While this works well, it might not automatically generalize well across all kinds of call center transcripts, especially for more complex ones. Therefore, two things should be considered before deploying this to production:

  1. A good validation strategy
  2. Using fine-tuning to further enhance extraction accuracy

Validation strategy #

For validating some of the extracted key-value pairs (e.g., person names, insurance number, etc.), historic data can be used to easily validate the output of the prompt. In this case, a simple string matching approach can be applied to calculate accuracy.
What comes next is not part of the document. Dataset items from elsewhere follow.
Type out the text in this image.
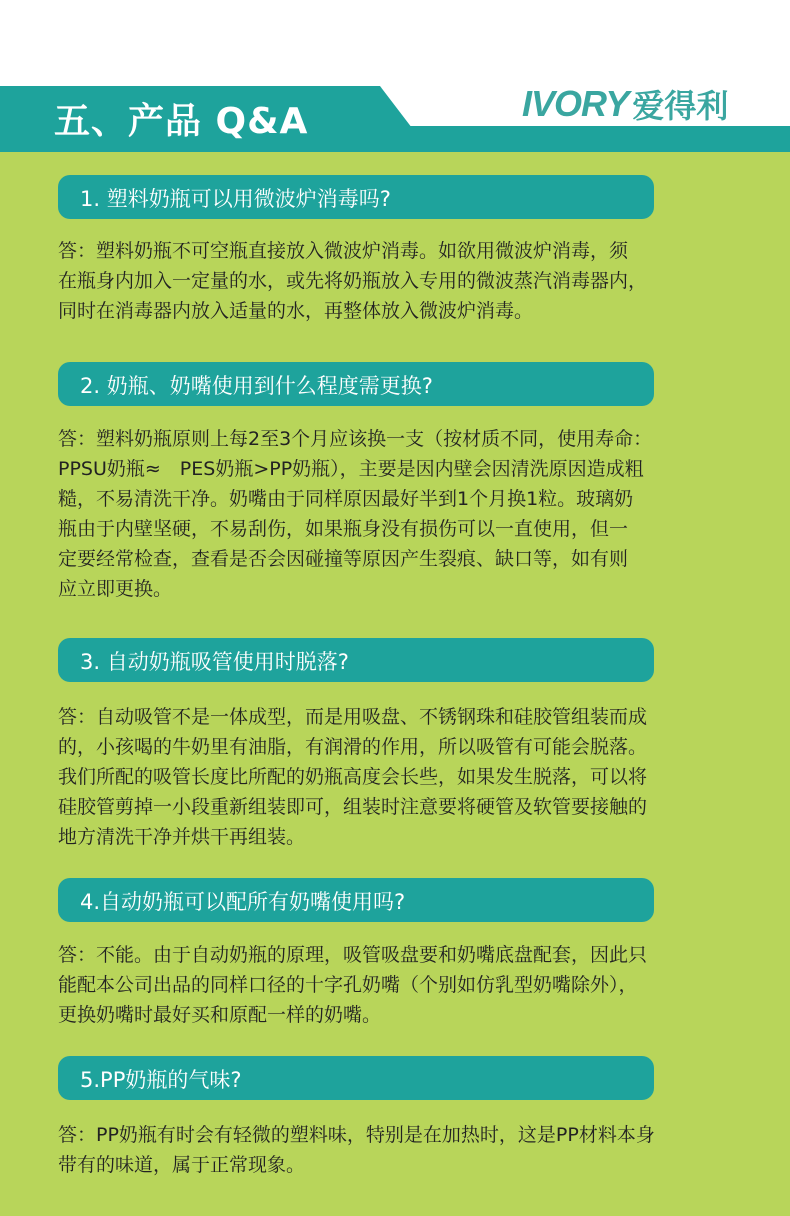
五、产品 Q&A	IVORY 爱得利
1. 塑料奶瓶可以用微波炉消毒吗?
答：塑料奶瓶不可空瓶直接放入微波炉消毒。如欲用微波炉消毒，须
在瓶身内加入一定量的水，或先将奶瓶放入专用的微波蒸汽消毒器内，
同时在消毒器内放入适量的水，再整体放入微波炉消毒。
2. 奶瓶、奶嘴使用到什么程度需更换?
答：塑料奶瓶原则上每2至3个月应该换一支（按材质不同，使用寿命：
PPSU奶瓶≈　PES奶瓶>PP奶瓶），主要是因内壁会因清洗原因造成粗
糙，不易清洗干净。奶嘴由于同样原因最好半到1个月换1粒。玻璃奶
瓶由于内壁坚硬，不易刮伤，如果瓶身没有损伤可以一直使用，但一
定要经常检查，查看是否会因碰撞等原因产生裂痕、缺口等，如有则
应立即更换。
3. 自动奶瓶吸管使用时脱落?
答：自动吸管不是一体成型，而是用吸盘、不锈钢珠和硅胶管组装而成
的，小孩喝的牛奶里有油脂，有润滑的作用，所以吸管有可能会脱落。
我们所配的吸管长度比所配的奶瓶高度会长些，如果发生脱落，可以将
硅胶管剪掉一小段重新组装即可，组装时注意要将硬管及软管要接触的
地方清洗干净并烘干再组装。
4.自动奶瓶可以配所有奶嘴使用吗?
答：不能。由于自动奶瓶的原理，吸管吸盘要和奶嘴底盘配套，因此只
能配本公司出品的同样口径的十字孔奶嘴（个别如仿乳型奶嘴除外），
更换奶嘴时最好买和原配一样的奶嘴。
5.PP奶瓶的气味?
答：PP奶瓶有时会有轻微的塑料味，特别是在加热时，这是PP材料本身
带有的味道，属于正常现象。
However, for more open-ended key-value pairs (e.g., the summary) it is more challenging to automatically “judge” how accurate the field is. In this case, it might make sense to calculate the results for maybe a few hundred calls and then have them reviewed by humans. Surely, this is cost and labor-intensive, but allows for a good validation regarding if a human derives value from the summary.

Fine-tuning #

One other option is to fine-tune the model. This also requires historic data, so that the prompt and the expected completion form a training dataset. From this, text-davinci-002 is fine-tuned. This helps to further improve the quality of extraction, but also helps to avoid hallucination and other challenges that GPT-3 might introduce. Surely, this is more effort but will ultimately result in a, likely, more robust model.

Summary #

This post showed how we can use Azure OpenAI Service to extract machine-readable information from unstructured call center transcripts. We used a zero-shot learning approach, that can easily extract a variety of data points and even generate a short summary of what happened in the call. This can be used to e.g., automatically populate the CRM after a call, open a ticket, file a claim, etc. For productionizing the prompt, we also discussed how this model can be evaluated and further improved by fine-tuning it.